Как же это понять? Дело в том, что военное донесение или исторический рассказ всецело обращены к определенному реально совершившемуся действию, событию. Их "содержание" лежит за их пределами; они - только средства для передачи этого "содержания". Между тем содержание двустишия заключено как бы в нем самом. И оно не призывает к какому-либо действию, ибо оно само есть действие - поэтическое действие.
Гегель утверждает, что рассматриваемое им двустишие предстает как "высказывание ради самого высказывания". Это ни в коем случае не значит, что данное высказывание бессодержательно. Как раз напротив: оно, безусловно, более содержательно, чем любое высказывание иного рода о том же событии. Ибо военное донесение или хроника, повторяю, только сообщают об имевшем место событии; сами по себе они всего лишь средства сообщения, причем обращены они к определенной сравнительно узкой группе людей; к греческой армии тех времен или к специалистам по истории Греции.
Между тем двустишие, высеченное когда-то на фермопильской скале, обращено не только ко всем современникам, но и ко всем людям всех последующих поколений. И оно призвано не информировать о событии, но пробуждать в каждом богатый и сложный мир мыслей и чувств: скорбное, но высокое осознание величия и беспредельности человеческого героизма, трагическую гордость за свою принадлежность к человеческому роду, возвышающее и примиряющее со смертью чувство бессмертия героев бессмертия, как бы реально воплотившегося в этой самой надписи, которая дошла до нас и дойдет до всех грядущих поколений.
И эта богатая и сложная содержательность вызвана к жизни именно созданием двустишия, которое преследует цель не информировать, но "высказаться ради самого высказывания". Тот, казалось бы, простой факт, что перед нами не посланная кому-то информация о событии, но "высказывание ради высказывания", обращает нас не к событию, как таковому, но к его глубокому человеческому смыслу, к его значению для целого человечества, ибо и направлено это высказывание ко всем и к каждому (вспомним, что произведения литературы бессмертны и имеют живое и современное значение для любой эпохи).
И все это становится возможным потому, что высказывание построено "преднамеренно", превращено в стихи. Сама эта форма свидетельствует, удостоверяет, внушает нам, что перед нами не просто сообщение о чем-то, что смысл его в другом.

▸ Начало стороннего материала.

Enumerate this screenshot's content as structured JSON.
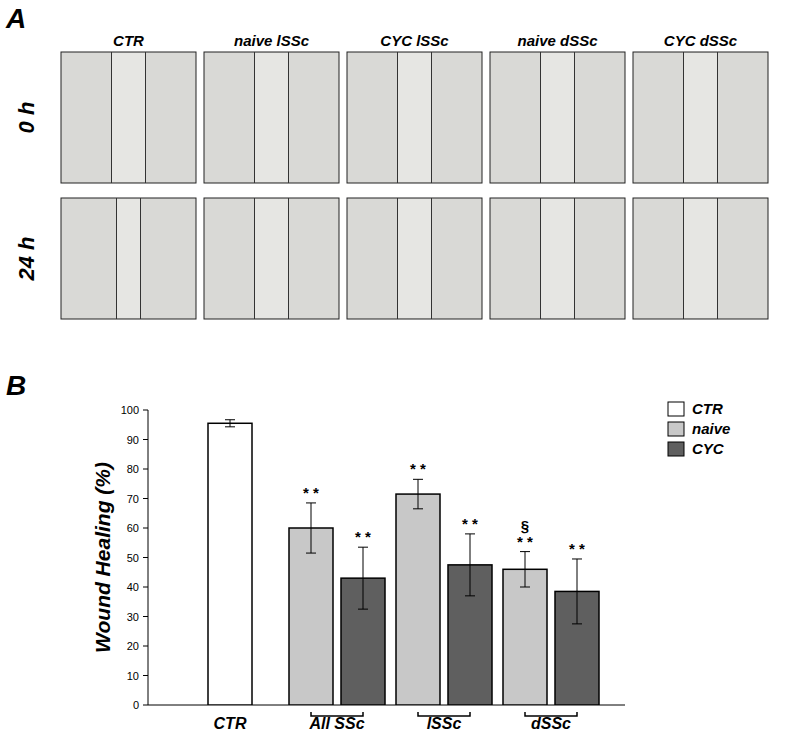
{
  "panel_a": {
    "label": "A",
    "columns": [
      "CTR",
      "naive lSSc",
      "CYC lSSc",
      "naive dSSc",
      "CYC dSSc"
    ],
    "rows": [
      "0 h",
      "24 h"
    ]
  },
  "chart_data": {
    "type": "bar",
    "panel_label": "B",
    "y_label": "Wound Healing (%)",
    "categories": [
      "CTR",
      "All SSc",
      "lSSc",
      "dSSc"
    ],
    "series": [
      {
        "name": "CTR",
        "color": "#ffffff",
        "values": [
          95.5,
          null,
          null,
          null
        ],
        "errors": [
          1.2,
          null,
          null,
          null
        ],
        "annotations": [
          null,
          null,
          null,
          null
        ]
      },
      {
        "name": "naive",
        "color": "#c8c8c8",
        "values": [
          null,
          60,
          71.5,
          46
        ],
        "errors": [
          null,
          8.5,
          5,
          6
        ],
        "annotations": [
          null,
          [
            "* *"
          ],
          [
            "* *"
          ],
          [
            "§",
            "* *"
          ]
        ]
      },
      {
        "name": "CYC",
        "color": "#5f5f5f",
        "values": [
          null,
          43,
          47.5,
          38.5
        ],
        "errors": [
          null,
          10.5,
          10.5,
          11
        ],
        "annotations": [
          null,
          [
            "* *"
          ],
          [
            "* *"
          ],
          [
            "* *"
          ]
        ]
      }
    ],
    "ylim": [
      0,
      100
    ],
    "yticks": [
      0,
      10,
      20,
      30,
      40,
      50,
      60,
      70,
      80,
      90,
      100
    ],
    "grid": false,
    "legend": "upper right"
  }
}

Странник, во Спарту пришедши,
о нас возвести ты народу,
Что, исполняя закон, здесь мы костьми полегли.
В этом двустишии воплощены гордость и горечь, торжество и скорбь. Мы чувствуем, что люди, отдавшие свои жизни две с половиной тысячи лет назад, не могли поступить иначе; но мы чувствуем также, что не может не быть тяжким и жестоким закон, по которому люди вынуждены отдавать свои жизни ради жизни своего народа. От этих строк веет трагической красотой.
Слово, сообщающее о каком-либо факте или явлении, само по себе не имеет цены: ценность его в том, что оно доносит до нас этот факт как можно более ясно и точно. Между тем приведенное двустишие несет ценность в себе самом. Суть в том, чтобы высказать именно то, что здесь высказано.